Indomethacin prevents dysrhythmias induced by met-enkephalin in dogs. In gastric smooth muscle tissue from a patient who underwent antrectomy for gastroparesis, indomethacin reduced the electrical cycling rate from 9 cpm to 3 cpm, which was associated with prolongation of the plateau potential and increased contractile activity. These studies suggest a role for endogenous prostaglandins in both pharmacologically-induced and spontaneous gastric dysrhythmias.

Clinical conditions associated with gastric dysrhythmias[7-9]

In healthy individuals, the incidence of tachygastria, bradygastria, or mixed arrhythmia is extremely low, however several clinical syndromes have been shown to be associated with an increased frequency of gastric dysrhythmias.

The presence of gastric dysrhythmias with these syndromes is associated with nausea and vomiting and, in many instances, with delays in gastric emptying as demonstrated by radionuclide gastric emptying scans.

In diabetic gastroparesis, 9 of 10 patients in one study had tachygastria whereas a second study of 6 patients reported 1 with tachygastria, 2 with bradygastria, and 3 with a flatline EGG pattern. Other investigatorshave documented normal slow wave frequencies in diabetics with gastroparesis; However in these patients the normal increase in EGG signal amplitude after meal ingestion was not seen. Thus several different slow wave disturbances may be found in diabetes. The slow wave disturbances found in diabetic gastroparesis may be mimicked by induction of acute hyperglycemia in healthy volunteers suggesting that elevated plasma glucose by itself may be disruptive to slow wave rhythmicity.
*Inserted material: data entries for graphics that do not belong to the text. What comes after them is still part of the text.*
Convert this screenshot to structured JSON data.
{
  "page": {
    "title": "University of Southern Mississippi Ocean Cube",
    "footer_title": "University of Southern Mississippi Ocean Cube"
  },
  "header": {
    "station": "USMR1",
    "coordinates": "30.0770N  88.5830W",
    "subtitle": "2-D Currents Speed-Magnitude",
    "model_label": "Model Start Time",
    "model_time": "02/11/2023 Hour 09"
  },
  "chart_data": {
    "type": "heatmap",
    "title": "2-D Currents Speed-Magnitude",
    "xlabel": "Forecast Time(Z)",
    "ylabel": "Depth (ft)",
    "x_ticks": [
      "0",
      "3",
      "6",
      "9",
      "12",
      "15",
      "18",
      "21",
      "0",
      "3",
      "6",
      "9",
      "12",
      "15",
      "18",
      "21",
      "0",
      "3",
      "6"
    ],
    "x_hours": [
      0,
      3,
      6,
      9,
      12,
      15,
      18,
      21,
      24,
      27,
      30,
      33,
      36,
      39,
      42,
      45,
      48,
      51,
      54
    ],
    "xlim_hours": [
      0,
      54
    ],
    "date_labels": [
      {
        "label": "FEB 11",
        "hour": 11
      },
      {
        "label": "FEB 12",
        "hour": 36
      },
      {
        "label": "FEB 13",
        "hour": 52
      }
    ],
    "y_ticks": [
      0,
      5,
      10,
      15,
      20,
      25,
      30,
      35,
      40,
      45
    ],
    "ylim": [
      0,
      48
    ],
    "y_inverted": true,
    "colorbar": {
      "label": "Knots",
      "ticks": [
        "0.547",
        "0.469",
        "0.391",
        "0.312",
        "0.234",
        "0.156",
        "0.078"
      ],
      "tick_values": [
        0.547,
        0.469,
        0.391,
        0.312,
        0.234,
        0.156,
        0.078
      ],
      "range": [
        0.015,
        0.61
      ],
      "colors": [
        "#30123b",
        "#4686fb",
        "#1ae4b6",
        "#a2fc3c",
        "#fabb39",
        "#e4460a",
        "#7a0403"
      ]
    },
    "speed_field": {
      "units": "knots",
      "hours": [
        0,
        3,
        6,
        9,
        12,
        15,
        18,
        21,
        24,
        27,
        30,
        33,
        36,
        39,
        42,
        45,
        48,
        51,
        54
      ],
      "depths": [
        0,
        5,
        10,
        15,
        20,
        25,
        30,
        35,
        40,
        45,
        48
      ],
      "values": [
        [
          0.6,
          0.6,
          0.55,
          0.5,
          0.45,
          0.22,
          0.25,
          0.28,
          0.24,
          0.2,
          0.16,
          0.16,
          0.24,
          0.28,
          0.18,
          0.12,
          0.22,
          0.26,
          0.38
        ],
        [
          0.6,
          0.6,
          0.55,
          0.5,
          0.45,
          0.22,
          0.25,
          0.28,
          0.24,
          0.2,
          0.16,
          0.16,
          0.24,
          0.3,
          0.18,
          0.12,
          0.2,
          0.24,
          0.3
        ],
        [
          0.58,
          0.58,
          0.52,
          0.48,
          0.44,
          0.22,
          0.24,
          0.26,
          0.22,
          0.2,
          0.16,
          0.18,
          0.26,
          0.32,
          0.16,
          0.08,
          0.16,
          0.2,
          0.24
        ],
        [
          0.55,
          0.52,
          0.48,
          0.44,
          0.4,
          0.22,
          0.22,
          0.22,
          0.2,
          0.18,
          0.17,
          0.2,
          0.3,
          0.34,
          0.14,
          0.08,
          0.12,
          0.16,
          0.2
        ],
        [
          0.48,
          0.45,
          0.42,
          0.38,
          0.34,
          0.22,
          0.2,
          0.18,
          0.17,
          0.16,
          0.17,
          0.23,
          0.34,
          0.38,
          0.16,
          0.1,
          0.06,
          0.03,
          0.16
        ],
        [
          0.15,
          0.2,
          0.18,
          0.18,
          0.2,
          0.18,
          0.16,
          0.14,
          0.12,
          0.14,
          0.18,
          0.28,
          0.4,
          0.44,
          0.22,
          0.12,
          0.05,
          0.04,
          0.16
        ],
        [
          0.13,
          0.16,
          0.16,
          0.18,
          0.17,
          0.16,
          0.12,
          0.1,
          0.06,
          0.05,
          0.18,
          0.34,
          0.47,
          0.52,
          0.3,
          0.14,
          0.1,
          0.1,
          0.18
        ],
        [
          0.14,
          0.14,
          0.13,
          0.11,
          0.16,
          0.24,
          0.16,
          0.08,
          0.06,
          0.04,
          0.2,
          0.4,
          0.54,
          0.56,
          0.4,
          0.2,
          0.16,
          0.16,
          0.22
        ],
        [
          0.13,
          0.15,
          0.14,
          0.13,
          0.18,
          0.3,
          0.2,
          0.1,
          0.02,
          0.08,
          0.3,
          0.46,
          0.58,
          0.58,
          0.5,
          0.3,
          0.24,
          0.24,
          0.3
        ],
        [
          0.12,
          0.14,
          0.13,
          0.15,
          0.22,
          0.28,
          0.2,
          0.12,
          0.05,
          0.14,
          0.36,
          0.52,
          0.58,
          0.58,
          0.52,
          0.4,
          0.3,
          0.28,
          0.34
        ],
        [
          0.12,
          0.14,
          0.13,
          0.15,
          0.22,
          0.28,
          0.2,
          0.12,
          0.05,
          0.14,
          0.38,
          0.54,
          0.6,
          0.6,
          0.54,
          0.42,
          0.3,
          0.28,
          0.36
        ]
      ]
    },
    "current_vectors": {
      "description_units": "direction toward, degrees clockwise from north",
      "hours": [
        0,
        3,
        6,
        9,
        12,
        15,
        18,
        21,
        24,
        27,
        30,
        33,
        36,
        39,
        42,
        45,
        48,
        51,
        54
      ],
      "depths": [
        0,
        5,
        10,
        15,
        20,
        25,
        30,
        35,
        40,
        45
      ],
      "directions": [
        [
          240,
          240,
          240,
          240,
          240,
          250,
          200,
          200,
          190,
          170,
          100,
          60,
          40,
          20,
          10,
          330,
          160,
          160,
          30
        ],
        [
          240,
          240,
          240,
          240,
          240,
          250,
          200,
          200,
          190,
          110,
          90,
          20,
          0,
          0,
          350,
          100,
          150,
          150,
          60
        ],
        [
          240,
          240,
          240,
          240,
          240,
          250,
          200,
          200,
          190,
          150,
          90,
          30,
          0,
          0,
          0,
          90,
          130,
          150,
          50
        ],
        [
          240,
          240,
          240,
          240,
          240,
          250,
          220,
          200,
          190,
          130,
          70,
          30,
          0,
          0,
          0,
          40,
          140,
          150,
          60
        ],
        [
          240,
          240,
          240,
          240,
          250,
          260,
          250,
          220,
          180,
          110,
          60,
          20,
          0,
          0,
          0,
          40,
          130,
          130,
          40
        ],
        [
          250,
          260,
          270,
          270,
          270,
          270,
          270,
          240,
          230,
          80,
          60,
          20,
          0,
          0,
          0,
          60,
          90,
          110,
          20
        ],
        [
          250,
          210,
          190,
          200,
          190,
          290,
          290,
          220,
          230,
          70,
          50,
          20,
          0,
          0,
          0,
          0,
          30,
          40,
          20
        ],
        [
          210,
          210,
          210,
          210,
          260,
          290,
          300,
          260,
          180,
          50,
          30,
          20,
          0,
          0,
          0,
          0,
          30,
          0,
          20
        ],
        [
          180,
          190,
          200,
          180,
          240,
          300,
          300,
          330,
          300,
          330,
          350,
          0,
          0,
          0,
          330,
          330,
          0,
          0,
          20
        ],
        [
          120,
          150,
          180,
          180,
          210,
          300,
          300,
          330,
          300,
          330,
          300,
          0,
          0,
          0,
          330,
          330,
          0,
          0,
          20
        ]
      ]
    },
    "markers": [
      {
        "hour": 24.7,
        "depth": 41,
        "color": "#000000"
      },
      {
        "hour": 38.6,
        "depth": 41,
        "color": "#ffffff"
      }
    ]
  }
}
The other major groups of individuals to be evaluated with EGG are those with unexplained nausea and vomiting and those with idiopathic gastroparesis. Nine of 14 patients with unexplained nausea in one study had runs of tachygastria or mixed arrhythmia. A larger study compared EGG findings in 48 patients with idiopathic nausea with 52 healthy volunteers. Twenty-three of the 48 patients had either mixed arrhythmias, tachygastria, or loss of the physiologic increase in signal amplitude after a meal whereas none of the healthy volunteers exhibits abnormalities. The loss of the signal amplitude increase after a meal correlate d with delays in gastric emptying in these patients.
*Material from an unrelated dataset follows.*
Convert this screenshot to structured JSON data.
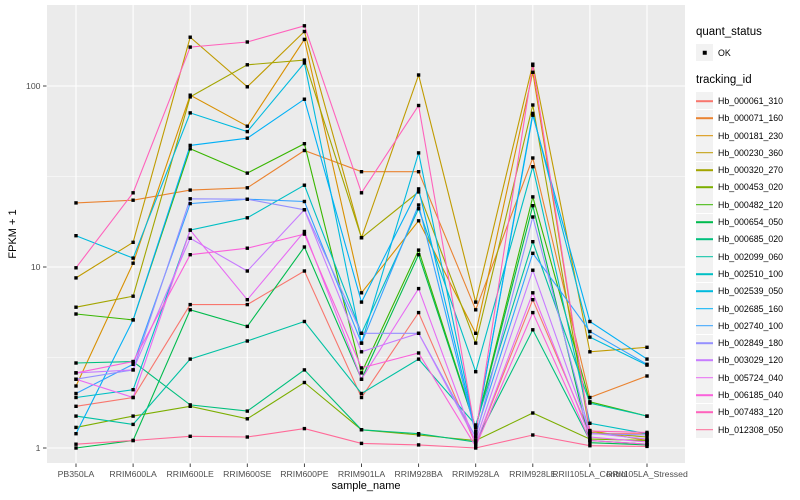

The source of the abnormality causing slow wave disturbances in idiopathic gastroparesis is unknown. A microscopic analysis of the gastric wall from a 5 mo old child with unexplained gastric retention revealed no abnormalities in the smooth muscle or myenteric plexus, but electrophysiologic studies showed reduction of plateau potential duration and amplitude.

Other clinical conditions associated with gastric dysrhythmia include the nausea of the first trimester of pregnancy, anorexia nervosa, motion sickness, and is chemic gastroparesis. The gastric dysrhythmias noted during pregnancy may be reproduced by administration of progesterone with or without estradiol suggesting a hormonal etiology of the slow wave disturbances.